Hi Zhizhong and welcome to Biostars. You should probably give more details about what you tried. What kind of blasts did you try? What arethe website and local databases numbers? What are the options you have selected on the site and the command you have used on your computer? What version of the blast algorithm have you used on your machine? Etc. You may even post one result for the same sequence in both cases (server vs. local). Cheers
thanks for your reminding, I edited the question and posted all the output results for one same sequence.
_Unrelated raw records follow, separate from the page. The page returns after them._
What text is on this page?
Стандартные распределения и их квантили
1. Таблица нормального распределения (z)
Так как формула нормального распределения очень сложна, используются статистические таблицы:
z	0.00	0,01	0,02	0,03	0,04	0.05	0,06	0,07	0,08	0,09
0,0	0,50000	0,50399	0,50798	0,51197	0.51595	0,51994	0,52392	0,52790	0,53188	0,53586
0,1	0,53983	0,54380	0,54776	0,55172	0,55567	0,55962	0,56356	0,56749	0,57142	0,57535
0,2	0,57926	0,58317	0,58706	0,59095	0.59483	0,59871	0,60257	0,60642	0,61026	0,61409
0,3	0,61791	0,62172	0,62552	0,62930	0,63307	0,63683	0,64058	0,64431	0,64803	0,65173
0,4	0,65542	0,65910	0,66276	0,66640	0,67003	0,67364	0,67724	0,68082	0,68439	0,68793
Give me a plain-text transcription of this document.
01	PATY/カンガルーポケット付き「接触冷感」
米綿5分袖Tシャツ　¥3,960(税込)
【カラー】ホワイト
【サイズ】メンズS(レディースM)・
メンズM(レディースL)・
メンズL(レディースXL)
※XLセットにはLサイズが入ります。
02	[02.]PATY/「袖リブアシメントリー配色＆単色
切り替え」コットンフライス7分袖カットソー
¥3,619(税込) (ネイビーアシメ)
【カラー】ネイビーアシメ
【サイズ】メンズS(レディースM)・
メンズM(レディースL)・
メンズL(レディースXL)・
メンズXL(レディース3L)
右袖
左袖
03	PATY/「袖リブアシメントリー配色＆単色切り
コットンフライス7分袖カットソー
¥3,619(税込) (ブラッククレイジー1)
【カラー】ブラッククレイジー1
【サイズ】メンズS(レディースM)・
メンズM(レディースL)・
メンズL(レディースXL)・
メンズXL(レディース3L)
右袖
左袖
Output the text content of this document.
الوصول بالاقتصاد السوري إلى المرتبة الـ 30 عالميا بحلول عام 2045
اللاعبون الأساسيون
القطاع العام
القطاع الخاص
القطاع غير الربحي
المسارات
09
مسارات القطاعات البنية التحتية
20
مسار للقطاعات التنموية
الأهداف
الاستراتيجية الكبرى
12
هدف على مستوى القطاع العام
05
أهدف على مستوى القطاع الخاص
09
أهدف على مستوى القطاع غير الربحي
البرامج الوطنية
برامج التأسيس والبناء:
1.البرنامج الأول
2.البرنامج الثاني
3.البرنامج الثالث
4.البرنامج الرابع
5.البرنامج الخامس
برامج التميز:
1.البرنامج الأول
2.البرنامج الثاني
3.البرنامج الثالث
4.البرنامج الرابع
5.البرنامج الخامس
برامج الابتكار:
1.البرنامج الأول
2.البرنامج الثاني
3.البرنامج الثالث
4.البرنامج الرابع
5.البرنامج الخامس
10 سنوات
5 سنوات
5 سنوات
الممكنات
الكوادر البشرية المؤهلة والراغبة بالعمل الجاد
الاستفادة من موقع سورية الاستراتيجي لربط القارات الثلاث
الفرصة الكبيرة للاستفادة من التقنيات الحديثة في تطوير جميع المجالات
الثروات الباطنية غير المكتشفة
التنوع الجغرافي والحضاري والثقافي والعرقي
Most likely answer, assuming you set up local BLAST correctly, is that local and web BLAST used slightly different parameters. As Eric says, we need more details to answer the question.
Hi Zhizhong. If you have found your solution, you can take the time to write a clear answer to your own question and mark it as solved. There is nothing against that. Just make sure that both the question and the answer are well formated. This way, it has more chances of being useful to others. Cheers!
Are you using the parameters e-value (0.01), filter, composition statistics as in the database version ? One or more of this parameters can affect your results.
Now I fixed it with changing -task blastn and -reward 1. I would like to delete this ask if it is no use to others.